I was most struck by a spiritual revelation I had upon walking into the Sagrada Familia. Like most of us - I grew up with the non denominational rock concert of a church service, where the worship leader wears his rhinestone jeans with a cross on the rear. And in turn, I developed a resentment for the spectacalization of the spiritual. However, when I walked through the cathedral, I began to weep. Here was a space that connected Earth with the Divine. And it’s taken hundreds of years and will probably take 50 more to build! Awash in the morning light filtered by miles of stained glass, I felt a sense of awe and appreciation I wasn’t expecting. I felt very small. I felt transcendent. I felt the beginnings of letting go of rushing through life, and being more willing to take time to let things be beautiful. Kenzie, the Rilke poem hit me too: “you must change your life!”
I hope Gaudi got to design even more of the heavens than he did Barcelona.
Very Truly Yours & Regrettably in Texas,
Julianne
Hello weary travelers!! (and the generally weary like myself),
Thank you for sharing about your trips. It’s so interesting how moments of deep beauty like travel can make our everyday look a bit more gray but that occasionally something resonates deeply enough to send a shockwave of color throughout all of our comings and goings. I suppose that sort of risk is inherent to being alive and is part of what keeps the human experience fresh.
I’ve had lots of fun recently - I think too much for my secretly 70 year old heart. Though I’ve been spending less time knitting, I have been spending lots of treasured time with those dear to me.

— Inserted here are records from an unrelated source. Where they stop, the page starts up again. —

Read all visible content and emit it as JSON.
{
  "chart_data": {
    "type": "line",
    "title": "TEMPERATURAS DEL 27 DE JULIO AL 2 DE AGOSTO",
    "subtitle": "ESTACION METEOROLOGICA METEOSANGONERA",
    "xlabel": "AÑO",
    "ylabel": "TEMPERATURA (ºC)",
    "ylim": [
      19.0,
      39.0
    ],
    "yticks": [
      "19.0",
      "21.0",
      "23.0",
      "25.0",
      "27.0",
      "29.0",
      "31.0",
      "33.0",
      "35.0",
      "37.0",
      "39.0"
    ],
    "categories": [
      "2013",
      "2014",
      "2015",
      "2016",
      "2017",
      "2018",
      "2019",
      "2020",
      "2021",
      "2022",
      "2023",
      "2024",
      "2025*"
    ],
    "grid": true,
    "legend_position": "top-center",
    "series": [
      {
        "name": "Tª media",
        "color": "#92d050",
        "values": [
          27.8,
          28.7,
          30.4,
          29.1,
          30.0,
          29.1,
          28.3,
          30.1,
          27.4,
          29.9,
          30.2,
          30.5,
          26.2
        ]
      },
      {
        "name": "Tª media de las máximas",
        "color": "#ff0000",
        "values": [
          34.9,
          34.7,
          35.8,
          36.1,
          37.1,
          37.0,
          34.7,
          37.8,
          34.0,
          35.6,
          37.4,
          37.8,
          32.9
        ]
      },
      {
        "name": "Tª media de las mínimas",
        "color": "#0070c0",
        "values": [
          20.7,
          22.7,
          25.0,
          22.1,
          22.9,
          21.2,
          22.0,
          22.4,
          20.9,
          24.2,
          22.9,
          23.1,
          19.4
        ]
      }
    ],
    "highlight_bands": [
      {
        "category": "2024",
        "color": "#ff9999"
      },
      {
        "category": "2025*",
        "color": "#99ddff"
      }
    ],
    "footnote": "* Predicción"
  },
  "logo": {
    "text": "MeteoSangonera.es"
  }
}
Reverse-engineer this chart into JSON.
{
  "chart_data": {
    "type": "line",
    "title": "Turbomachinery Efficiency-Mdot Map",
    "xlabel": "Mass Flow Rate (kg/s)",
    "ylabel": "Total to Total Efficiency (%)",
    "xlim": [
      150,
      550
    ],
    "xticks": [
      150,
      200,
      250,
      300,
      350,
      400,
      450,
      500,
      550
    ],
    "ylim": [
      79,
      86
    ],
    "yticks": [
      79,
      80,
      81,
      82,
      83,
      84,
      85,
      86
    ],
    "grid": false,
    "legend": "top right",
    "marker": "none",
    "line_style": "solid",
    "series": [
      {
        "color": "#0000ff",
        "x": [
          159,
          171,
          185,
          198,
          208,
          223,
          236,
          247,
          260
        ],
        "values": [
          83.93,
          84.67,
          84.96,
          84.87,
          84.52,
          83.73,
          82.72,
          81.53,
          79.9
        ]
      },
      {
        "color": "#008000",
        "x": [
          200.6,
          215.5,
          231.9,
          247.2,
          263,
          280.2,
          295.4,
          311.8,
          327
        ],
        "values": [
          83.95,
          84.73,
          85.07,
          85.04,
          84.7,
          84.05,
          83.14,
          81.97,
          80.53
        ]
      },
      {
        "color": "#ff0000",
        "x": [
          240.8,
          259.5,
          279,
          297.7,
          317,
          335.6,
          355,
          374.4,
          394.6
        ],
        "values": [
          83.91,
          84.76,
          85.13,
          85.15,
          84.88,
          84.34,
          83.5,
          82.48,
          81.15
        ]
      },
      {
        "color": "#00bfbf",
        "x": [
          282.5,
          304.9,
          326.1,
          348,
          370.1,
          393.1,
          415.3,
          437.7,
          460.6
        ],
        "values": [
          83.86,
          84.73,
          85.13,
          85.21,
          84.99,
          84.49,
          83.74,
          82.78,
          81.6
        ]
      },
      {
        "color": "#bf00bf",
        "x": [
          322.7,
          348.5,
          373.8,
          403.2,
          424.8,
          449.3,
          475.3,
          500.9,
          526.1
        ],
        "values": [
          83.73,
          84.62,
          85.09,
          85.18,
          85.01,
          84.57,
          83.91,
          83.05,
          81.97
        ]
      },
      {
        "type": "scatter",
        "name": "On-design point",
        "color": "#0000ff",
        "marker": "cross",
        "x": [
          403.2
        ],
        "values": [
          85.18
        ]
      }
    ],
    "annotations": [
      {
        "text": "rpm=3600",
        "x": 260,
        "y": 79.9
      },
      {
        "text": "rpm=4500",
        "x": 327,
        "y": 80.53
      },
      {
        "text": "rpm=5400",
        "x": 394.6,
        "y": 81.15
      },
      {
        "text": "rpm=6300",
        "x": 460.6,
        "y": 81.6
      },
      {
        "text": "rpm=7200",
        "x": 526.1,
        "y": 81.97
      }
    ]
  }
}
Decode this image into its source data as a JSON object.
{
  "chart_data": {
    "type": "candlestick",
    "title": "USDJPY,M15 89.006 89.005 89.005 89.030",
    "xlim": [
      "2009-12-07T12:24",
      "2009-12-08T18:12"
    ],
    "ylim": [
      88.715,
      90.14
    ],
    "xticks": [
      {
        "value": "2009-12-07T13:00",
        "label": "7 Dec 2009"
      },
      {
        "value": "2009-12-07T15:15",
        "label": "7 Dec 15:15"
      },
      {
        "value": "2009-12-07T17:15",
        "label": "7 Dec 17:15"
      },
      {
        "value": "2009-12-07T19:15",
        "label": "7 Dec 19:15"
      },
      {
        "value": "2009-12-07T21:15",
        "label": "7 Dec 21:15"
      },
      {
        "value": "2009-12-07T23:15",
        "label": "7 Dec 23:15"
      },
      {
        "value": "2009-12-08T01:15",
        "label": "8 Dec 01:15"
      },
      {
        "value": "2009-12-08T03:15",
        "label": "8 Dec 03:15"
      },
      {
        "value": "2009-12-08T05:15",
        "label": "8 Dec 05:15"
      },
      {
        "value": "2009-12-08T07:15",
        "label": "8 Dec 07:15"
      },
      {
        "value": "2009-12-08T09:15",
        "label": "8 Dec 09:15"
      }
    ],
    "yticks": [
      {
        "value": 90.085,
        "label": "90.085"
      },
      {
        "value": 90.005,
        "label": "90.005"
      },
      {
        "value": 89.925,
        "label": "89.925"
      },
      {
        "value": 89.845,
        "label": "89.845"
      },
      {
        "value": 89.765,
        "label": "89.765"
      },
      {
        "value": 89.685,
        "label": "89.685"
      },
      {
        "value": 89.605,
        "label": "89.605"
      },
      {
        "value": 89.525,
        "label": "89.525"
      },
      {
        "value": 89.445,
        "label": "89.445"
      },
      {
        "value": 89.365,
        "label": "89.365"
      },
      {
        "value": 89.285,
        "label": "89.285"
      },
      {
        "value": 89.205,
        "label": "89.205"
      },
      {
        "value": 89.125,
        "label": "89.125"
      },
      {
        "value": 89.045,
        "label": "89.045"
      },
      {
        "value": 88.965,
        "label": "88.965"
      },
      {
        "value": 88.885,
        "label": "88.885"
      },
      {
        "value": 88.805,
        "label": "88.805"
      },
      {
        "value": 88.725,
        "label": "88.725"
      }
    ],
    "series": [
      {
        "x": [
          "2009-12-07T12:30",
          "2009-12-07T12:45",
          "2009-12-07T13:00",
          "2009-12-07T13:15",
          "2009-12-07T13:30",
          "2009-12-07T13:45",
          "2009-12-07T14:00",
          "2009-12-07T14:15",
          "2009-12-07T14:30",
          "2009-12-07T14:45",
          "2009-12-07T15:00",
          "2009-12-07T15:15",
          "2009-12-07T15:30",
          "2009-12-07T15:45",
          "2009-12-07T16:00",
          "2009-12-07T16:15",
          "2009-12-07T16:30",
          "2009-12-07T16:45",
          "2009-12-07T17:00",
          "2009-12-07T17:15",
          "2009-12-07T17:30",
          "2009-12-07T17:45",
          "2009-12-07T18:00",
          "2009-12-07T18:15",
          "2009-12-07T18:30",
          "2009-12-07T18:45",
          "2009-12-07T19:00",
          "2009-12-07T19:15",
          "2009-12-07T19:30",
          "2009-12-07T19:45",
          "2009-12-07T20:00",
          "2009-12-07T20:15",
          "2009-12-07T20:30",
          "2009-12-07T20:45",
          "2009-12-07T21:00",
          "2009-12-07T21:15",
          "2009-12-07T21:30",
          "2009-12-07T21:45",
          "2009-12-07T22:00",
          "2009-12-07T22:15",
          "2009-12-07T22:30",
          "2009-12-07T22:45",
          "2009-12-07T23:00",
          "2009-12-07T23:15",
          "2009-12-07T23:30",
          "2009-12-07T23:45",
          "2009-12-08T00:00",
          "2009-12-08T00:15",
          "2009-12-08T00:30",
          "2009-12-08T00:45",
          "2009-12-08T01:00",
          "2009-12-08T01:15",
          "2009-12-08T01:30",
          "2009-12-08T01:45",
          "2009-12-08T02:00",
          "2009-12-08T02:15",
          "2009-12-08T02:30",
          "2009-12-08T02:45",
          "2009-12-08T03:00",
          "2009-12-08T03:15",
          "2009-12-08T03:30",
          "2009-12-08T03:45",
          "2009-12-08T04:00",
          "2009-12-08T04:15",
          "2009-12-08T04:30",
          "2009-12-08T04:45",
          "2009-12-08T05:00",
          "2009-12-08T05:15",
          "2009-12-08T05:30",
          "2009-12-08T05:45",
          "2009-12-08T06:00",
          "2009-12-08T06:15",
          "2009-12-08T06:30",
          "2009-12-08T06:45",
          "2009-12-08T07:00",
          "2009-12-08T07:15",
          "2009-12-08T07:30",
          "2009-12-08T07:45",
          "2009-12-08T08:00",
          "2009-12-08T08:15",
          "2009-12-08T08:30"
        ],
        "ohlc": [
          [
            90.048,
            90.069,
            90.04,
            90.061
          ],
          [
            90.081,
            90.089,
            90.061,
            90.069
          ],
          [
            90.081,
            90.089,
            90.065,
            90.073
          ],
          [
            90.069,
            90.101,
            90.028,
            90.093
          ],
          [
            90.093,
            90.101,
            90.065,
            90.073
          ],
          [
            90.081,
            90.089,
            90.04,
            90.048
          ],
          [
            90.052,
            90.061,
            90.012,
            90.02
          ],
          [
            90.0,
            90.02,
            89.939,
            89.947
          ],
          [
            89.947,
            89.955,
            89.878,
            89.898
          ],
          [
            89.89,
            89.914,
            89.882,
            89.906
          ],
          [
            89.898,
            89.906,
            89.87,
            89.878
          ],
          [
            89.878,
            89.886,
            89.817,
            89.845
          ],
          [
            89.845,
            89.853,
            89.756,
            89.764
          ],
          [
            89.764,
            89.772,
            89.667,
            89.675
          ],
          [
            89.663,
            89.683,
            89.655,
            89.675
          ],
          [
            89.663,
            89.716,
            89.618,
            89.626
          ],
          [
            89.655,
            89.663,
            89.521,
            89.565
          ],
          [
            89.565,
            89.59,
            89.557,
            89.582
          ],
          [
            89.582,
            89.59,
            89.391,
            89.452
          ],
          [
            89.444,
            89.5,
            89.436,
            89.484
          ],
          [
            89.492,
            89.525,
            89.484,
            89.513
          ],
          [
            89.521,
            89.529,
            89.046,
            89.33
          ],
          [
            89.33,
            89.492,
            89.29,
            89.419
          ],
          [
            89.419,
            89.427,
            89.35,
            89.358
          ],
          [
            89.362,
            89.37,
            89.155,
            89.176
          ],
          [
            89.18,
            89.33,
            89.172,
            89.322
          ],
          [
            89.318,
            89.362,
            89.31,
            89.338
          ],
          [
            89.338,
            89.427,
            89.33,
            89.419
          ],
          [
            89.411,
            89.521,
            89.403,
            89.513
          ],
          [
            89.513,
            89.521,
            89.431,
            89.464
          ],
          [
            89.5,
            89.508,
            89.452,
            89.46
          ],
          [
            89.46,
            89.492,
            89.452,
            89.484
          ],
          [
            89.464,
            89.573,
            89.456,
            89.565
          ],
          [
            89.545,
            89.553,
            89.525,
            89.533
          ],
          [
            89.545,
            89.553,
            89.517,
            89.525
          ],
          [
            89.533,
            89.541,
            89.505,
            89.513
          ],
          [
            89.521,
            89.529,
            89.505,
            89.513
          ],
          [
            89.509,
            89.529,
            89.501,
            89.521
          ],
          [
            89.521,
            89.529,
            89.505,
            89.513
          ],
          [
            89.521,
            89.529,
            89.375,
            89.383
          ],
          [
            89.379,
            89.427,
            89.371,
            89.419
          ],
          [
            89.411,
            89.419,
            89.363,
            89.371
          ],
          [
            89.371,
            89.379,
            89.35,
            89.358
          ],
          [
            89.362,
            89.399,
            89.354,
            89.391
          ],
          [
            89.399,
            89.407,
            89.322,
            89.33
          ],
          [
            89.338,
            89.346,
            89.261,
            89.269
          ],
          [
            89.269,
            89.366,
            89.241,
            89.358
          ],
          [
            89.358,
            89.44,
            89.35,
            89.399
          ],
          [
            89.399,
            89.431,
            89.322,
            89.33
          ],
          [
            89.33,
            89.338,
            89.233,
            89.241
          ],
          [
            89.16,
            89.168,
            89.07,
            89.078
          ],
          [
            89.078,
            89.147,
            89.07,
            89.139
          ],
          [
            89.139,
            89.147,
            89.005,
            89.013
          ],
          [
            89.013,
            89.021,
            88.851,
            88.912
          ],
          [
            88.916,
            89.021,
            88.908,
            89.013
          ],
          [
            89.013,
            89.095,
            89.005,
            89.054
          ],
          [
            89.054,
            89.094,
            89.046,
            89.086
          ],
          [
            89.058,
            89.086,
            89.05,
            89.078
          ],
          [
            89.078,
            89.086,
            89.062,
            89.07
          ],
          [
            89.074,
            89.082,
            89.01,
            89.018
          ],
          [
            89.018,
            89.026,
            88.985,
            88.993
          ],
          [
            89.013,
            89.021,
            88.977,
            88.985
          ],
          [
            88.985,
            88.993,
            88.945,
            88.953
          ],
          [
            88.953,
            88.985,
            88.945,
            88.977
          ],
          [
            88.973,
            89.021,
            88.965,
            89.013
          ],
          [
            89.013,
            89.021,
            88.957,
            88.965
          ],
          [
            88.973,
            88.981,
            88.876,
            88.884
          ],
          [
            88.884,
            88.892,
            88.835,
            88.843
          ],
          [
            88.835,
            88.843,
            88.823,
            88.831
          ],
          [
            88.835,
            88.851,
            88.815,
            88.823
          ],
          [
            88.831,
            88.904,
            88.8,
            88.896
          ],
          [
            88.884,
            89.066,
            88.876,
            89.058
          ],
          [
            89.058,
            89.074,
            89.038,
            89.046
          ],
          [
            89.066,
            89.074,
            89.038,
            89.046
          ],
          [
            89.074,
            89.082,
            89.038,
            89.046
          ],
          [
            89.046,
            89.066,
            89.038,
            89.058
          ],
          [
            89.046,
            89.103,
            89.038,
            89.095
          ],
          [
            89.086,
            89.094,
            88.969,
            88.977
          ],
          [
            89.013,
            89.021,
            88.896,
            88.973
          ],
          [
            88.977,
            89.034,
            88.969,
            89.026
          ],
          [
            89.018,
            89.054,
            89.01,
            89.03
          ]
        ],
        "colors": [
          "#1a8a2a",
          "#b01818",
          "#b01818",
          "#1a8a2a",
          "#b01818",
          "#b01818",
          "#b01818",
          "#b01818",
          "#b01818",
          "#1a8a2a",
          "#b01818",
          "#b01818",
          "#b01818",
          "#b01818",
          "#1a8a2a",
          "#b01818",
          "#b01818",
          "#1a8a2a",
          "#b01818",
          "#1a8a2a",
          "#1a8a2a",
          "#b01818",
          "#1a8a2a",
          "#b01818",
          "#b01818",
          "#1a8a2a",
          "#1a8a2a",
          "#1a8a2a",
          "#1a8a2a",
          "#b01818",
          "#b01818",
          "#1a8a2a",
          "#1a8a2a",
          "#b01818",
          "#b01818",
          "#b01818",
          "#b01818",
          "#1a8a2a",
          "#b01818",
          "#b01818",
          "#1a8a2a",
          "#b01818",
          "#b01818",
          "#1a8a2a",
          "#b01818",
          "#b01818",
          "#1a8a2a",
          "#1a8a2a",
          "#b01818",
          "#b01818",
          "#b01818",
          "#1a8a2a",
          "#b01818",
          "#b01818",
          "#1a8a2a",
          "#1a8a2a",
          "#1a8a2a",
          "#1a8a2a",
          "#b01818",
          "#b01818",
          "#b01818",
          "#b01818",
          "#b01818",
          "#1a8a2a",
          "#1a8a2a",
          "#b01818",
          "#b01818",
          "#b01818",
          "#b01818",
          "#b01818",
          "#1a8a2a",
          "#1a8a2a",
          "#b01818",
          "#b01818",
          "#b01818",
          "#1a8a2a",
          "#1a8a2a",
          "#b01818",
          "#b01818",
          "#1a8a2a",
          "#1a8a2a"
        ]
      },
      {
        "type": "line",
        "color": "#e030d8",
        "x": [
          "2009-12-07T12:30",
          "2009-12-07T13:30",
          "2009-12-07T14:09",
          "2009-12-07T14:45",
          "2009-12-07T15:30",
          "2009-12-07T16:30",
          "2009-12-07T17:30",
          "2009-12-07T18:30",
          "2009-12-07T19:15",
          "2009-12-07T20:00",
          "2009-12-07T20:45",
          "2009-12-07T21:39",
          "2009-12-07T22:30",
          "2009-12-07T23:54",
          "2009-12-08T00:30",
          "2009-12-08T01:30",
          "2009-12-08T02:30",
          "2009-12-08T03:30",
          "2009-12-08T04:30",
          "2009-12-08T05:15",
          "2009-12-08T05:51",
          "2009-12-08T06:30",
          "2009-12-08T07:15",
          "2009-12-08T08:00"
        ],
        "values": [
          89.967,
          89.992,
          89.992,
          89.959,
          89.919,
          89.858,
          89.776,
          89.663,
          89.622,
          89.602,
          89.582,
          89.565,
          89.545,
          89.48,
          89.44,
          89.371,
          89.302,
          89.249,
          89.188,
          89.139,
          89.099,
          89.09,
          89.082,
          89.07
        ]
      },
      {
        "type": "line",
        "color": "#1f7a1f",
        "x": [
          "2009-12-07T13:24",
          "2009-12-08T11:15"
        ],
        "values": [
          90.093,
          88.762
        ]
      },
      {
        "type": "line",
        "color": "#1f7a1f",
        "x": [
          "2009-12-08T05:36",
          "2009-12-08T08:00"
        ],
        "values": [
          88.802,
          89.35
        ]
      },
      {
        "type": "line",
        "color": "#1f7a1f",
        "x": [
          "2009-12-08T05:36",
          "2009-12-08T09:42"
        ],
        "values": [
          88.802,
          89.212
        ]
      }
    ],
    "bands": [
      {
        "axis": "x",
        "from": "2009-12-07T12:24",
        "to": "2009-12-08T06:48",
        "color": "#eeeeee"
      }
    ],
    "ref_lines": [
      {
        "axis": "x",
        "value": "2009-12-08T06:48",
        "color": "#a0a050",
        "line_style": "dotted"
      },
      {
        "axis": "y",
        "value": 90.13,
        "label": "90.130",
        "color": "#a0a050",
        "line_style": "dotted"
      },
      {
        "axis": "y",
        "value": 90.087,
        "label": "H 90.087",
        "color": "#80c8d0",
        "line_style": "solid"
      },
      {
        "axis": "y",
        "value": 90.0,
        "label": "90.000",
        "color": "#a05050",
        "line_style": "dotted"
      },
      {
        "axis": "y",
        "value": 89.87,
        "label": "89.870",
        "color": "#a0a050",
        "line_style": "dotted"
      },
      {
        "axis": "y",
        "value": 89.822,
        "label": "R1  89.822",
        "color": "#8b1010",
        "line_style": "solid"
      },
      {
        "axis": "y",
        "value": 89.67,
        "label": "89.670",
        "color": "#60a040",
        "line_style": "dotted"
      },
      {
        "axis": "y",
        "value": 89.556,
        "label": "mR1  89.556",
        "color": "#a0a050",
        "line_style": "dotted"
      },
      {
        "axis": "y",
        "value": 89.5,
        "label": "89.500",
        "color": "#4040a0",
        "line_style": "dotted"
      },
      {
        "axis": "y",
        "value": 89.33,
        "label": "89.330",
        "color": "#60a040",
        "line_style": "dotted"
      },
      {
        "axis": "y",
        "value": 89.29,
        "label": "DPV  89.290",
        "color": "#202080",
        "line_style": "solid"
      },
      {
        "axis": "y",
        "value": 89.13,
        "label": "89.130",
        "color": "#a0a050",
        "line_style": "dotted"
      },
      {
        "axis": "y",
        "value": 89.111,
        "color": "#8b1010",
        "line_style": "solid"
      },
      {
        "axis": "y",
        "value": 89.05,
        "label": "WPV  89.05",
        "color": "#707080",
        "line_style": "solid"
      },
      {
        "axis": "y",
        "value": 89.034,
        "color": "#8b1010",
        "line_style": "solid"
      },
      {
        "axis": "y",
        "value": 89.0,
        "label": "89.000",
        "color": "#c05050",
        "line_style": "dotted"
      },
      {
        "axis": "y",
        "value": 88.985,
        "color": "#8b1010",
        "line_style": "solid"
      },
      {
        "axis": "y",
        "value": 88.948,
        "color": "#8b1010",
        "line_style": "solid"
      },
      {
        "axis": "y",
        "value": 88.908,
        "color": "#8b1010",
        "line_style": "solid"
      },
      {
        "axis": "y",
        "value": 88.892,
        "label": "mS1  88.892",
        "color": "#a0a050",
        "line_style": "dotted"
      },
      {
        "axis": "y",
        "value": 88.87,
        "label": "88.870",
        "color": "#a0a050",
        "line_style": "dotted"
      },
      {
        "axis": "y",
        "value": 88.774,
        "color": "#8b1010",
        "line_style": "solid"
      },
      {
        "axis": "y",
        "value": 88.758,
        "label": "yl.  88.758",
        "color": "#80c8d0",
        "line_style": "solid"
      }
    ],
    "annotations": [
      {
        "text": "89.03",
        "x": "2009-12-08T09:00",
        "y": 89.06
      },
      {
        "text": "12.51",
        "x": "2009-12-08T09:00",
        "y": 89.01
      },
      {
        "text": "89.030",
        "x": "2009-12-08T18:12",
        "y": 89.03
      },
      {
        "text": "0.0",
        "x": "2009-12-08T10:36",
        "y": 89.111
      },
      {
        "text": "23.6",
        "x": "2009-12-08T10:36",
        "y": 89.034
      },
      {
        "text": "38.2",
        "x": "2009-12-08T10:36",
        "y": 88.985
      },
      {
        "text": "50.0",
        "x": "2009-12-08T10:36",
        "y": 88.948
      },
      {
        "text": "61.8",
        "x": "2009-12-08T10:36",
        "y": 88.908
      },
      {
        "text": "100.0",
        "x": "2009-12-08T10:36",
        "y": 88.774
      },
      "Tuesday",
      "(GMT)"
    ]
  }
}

Time has been moving at a breakneck pace for me recently. But I don’t feel scared by it - honestly I’m a bit delighted. I’m not sure why but I have the sense that the next big phase in life for me will be the best yet. Perhaps I’m just excited to be part of a dual income household this summer [soundtrack: 9 to 5 (Morning Train) by Sheena Easton], or perhaps I want time to move a bit faster between now and when I can fulfill my childhood dream of a happy home filled with lots of pitter pattering feet (any suggestions for curing baby fever??).
Anyways, nothing negative to report on this front, other than that my dishwasher is broken and handwashing is exhausting.
P.S. Julianne being ‘regrettably’ in Texas really made me giggle.
Very Truly Yours,
Sydney
Dear Everyone,
Sydney PLEASE DO NOT GET PREGNANT. The same for everyone else, but especially you. We have so many other things to do. Perhaps you could get a small dog? And knit it clothes, and get it certified as an emotional support animal so you can take it everywhere with you.
To add on to the conversation, traveling used to excite me a lot more when I was younger, but now I am too preoccupied with my current day-to-day life to be so concerned with booking trips. Maybe once all my life changes settle I will have more of an urge. I also build minor trips into my life a lot so maybe that’s why I don’t feel the urge that strongly.
Also I keep IJBOL at the thought of all of us going to a music festival. Like !!!! I have to sleep outside? With you all? Lololol. And then we listen to semi-sad mystifying music.
Anyways…. Love you all so much!! Hope the sun shines extra bright for you when you need it.